Learn


Mise-en-Scène


As you learned earlier in this unit, play scripts often include minimal detail.  This serves two purposes. 

  • First, it allows for a great deal of freedom to the people who are staging the play to make it their own unique production.

  • Second, this minimal quality to scripts also gives everything on stage much greater importance.  The props, set, even the costumes all become very meaningful and serve to help tell the story and convey key themes.

Mise-en-scène is a term used both in theatre and film to describe everything other than dialogue that is used to help tell the story or set a mood.  The mise-en- scène is what makes the dialogue come to life.  It can serve a variety of purposes.  It can help the story seem believable, establish the setting, convey character personalities or state of mind, or help set the mood of a scene.

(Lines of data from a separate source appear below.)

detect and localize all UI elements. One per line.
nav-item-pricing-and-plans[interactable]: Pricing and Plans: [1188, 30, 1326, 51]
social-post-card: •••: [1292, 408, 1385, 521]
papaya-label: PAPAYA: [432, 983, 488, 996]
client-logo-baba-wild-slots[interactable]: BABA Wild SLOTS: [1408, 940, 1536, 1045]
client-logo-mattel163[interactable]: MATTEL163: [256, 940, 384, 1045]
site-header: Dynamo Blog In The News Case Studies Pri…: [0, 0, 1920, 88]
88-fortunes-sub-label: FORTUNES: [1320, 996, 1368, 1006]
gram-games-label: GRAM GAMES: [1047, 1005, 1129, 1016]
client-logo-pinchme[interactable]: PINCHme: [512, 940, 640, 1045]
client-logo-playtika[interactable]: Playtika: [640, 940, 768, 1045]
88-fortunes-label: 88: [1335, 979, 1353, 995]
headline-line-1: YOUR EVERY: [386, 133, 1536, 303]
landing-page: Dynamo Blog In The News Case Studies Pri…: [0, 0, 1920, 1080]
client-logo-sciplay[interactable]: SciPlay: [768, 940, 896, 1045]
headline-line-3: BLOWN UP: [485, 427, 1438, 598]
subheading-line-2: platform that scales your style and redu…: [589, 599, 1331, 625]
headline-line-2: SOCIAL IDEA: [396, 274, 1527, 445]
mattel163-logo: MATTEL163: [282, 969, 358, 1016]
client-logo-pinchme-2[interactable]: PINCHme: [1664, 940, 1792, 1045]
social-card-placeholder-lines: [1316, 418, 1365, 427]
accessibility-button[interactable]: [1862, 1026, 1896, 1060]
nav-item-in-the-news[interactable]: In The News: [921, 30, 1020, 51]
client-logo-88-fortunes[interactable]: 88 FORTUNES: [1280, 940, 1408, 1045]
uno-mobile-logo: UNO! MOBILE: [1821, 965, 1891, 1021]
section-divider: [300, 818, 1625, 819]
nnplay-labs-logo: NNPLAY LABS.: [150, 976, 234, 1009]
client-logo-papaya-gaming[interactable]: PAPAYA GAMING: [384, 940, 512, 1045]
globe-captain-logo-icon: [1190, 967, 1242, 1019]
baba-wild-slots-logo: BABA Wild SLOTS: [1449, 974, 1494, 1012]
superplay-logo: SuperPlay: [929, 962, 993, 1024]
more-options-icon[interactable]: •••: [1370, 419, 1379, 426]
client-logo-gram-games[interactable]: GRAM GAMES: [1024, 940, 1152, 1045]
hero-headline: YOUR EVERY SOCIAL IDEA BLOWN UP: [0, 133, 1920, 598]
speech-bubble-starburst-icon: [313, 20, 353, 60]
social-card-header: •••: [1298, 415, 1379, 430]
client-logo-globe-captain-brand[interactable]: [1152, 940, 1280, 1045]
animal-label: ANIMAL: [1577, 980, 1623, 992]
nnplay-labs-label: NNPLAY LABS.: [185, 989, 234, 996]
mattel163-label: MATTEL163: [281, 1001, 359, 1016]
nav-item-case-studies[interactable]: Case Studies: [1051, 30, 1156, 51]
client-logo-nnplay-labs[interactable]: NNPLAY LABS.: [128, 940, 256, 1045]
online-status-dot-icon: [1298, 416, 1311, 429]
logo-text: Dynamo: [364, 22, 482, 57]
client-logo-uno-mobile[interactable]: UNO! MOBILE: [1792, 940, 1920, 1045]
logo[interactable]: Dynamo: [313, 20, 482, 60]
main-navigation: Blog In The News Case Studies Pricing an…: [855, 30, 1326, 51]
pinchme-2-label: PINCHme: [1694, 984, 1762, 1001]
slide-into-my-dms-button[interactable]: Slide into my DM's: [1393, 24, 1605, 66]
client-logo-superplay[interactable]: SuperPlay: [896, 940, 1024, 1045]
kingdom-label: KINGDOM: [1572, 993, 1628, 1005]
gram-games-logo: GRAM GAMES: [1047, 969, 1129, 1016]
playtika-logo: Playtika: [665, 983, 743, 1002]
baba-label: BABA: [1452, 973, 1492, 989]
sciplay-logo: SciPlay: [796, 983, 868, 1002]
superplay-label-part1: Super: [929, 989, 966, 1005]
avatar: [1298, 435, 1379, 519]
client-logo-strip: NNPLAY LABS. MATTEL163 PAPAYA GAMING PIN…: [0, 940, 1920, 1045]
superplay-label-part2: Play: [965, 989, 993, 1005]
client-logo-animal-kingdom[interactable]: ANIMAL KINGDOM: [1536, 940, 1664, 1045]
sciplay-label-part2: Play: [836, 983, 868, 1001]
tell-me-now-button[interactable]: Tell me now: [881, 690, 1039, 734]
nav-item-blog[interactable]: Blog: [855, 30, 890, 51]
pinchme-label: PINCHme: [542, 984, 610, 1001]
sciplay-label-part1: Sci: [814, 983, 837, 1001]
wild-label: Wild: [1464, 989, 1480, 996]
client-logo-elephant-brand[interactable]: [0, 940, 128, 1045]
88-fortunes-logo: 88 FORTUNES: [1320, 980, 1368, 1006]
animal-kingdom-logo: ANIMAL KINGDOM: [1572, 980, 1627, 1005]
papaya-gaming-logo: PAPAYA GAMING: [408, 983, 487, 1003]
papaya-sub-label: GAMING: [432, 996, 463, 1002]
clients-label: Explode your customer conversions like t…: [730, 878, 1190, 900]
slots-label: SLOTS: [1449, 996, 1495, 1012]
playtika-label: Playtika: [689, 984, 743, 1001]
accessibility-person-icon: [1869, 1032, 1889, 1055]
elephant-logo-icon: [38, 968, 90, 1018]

Mise-en-scène includes all of the director’s choices in the following areas:

  • lighting
  • set design and décor
  • costuming (as well as makeup and hair)
  • props
  • blocking (actors’ movement and placement on stage)
  • framing of a shot (for film)
Typically the director is very involved in decisions regarding the mise-en-scène of each scene.  He or she will usually work with the crew—set designers, costumers, lighting, hair, and make-up people, as well as the actors—to plan how everything should look.
 Next time you watch your favourite television show, or go to a movie or a play, pay attention to the mise-en-scène.   You will be amazed at the hundreds of small but meaningful details that you may never have noticed before!  Ask yourself what those details reveal about the story and the characters.